Universitários cubanos veem futuro 'comprometido' entre apagões e ensino à distância
Em Punta Brava, nos arredores de Havana, o estudante de Arquitetura Alejandro Benítez não consegue dormir há seis dias.
Os intermináveis apagões transformaram suas noites em vigílias intermitentes: assim que a eletricidade volta, a qualquer hora, ele liga o computador e trabalha em seus exercícios, com o temor constante de perder o progresso no próximo corte.
O laptop, que divide com seu companheiro, só pode ser usado em turnos, e a bateria mal resiste sem estar ligada à tomada.
Como milhares de universitários em Cuba, ele tenta acompanhar as aulas à distância em um país mergulhado em uma grave crise energética devido ao bloqueio petroleiro americano.
A situação se agravou nas últimas semanas, quando o governo reconheceu não ter reservas de diesel nem de óleo combustível para apoiar a geração elétrica, sustentada apenas por sete termelétricas envelhecidas.
Quanto à interação com os professores, "estamos fazendo tudo pelo WhatsApp ou Telegram", explica o jovem de 28 anos.
No início de fevereiro, as autoridades suspenderam as aulas presenciais nas universidades para economizar eletricidade. Mas o ensino remoto esbarra em uma realidade cotidiana: rede instável, conexão limitada e apagões prolongados tornam as condições de estudo extremamente precárias.
Na mesma casa, seu companheiro, Alfredo Rodríguez, de 34 anos, professor de Design Industrial, enfrenta as mesmas dificuldades do lado dos docentes.
Ele tenta manter um ensino concebido para o formato presencial, agora obrigado a migrar para um modelo digital que mutila disciplinas do currículo.

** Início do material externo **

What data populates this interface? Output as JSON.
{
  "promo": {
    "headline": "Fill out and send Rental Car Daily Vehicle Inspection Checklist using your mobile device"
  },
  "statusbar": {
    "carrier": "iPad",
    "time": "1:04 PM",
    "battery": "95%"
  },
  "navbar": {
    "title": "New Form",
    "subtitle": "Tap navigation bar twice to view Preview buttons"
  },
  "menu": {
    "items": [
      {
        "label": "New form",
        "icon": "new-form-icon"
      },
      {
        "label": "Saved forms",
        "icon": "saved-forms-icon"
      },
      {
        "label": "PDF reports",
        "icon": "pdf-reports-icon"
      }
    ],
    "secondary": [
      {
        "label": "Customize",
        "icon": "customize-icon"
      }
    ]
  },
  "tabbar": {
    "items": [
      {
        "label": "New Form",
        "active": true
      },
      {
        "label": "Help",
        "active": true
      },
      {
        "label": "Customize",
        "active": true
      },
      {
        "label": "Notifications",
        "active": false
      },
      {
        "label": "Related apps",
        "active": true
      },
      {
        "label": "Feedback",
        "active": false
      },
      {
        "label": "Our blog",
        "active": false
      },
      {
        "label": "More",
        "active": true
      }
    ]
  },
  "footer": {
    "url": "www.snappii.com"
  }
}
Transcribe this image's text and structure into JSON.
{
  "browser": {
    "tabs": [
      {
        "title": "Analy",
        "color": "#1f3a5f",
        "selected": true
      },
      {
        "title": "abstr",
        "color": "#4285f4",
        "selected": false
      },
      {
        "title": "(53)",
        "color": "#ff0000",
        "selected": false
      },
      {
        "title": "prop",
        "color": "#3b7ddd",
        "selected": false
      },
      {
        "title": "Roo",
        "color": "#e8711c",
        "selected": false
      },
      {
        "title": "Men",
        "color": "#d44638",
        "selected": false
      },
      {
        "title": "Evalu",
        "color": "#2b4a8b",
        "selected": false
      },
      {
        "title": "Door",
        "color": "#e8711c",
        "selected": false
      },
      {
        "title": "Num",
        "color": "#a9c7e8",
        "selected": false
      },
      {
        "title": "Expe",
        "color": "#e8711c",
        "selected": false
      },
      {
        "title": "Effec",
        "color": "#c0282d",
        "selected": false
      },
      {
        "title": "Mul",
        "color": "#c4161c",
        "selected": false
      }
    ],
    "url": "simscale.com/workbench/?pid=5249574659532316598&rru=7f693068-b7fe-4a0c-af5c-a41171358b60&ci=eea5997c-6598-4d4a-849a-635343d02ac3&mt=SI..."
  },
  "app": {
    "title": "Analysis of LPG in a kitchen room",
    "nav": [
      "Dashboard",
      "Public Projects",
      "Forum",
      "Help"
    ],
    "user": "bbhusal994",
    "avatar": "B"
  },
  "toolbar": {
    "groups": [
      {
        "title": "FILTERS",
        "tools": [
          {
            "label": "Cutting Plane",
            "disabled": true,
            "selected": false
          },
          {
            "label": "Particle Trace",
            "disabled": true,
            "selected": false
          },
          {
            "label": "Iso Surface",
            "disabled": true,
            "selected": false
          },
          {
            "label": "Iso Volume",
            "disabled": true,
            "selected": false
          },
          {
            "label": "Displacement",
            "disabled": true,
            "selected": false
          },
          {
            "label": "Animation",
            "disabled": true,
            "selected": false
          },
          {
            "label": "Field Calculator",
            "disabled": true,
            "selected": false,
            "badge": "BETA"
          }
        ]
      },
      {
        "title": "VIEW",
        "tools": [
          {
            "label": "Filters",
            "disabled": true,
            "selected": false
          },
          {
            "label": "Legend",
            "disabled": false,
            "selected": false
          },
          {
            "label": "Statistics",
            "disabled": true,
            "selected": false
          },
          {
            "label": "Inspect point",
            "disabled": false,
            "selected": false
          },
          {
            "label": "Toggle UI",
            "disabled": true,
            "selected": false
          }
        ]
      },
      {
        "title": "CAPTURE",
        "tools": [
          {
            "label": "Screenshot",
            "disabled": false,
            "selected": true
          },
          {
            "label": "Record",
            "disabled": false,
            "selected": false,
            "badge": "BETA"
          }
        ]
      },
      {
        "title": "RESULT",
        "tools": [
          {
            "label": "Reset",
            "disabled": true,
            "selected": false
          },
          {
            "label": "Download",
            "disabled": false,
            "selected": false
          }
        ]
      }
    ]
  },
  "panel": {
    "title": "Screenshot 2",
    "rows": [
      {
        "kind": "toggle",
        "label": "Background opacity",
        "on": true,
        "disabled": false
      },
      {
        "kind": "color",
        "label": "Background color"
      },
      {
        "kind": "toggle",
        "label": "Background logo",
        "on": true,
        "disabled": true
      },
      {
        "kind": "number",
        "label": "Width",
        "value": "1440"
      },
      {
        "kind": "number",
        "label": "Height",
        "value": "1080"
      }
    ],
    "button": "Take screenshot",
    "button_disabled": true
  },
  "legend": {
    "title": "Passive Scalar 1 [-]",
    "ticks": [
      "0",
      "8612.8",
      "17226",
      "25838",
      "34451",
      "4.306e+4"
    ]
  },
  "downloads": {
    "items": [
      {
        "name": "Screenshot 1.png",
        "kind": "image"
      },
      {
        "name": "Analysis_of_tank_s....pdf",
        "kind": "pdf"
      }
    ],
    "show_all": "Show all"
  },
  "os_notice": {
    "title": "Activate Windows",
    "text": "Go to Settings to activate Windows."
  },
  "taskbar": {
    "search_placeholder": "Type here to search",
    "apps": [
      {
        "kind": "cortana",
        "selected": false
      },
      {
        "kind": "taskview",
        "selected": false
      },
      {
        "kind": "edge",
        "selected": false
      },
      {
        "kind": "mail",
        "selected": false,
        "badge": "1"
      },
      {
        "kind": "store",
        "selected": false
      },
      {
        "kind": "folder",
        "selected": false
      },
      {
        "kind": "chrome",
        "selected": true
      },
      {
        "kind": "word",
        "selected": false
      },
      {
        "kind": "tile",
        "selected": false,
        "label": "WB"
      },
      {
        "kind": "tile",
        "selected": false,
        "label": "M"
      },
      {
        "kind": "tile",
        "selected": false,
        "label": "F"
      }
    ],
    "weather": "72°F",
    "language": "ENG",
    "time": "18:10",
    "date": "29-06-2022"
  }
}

"Há conteúdos que os estudantes simplesmente não viram", reconhece.
- Formação incompleta -
Em cursos como Arquitetura e Design, nos quais o aprendizado se baseia em uma troca prática constante, o virtual, mais do que uma adaptação ao contexto, se assemelha a uma renúncia.
Em Arquitetura, "a troca com o professor naquele momento é muito valiosa", afirma Alejandro. Mas esse espaço não existe mais.
Às limitações acadêmicas somam-se as dificuldades materiais. Em sua casa, cozinha-se com carvão e, desde fevereiro, o estudante não sai do bairro devido à escassez de transporte.
Sua vida universitária, assim como a social, ficou reduzida a poucos quilômetros.
Em Alamar, do outro lado de Havana, Shalia García, de 19 anos, estudante do segundo ano de Design Industrial, enfrenta as mesmas dificuldades.
"Não estamos recebendo todas as disciplinas", explica, acrescentando que algumas, essenciais para sua formação, foram suspensas ou fortemente reduzidas.
Os professores enviam cronogramas, conteúdos e datas de entrega que os estudantes devem cumprir de forma autônoma, em um modelo que depende mais do que nunca da disciplina individual.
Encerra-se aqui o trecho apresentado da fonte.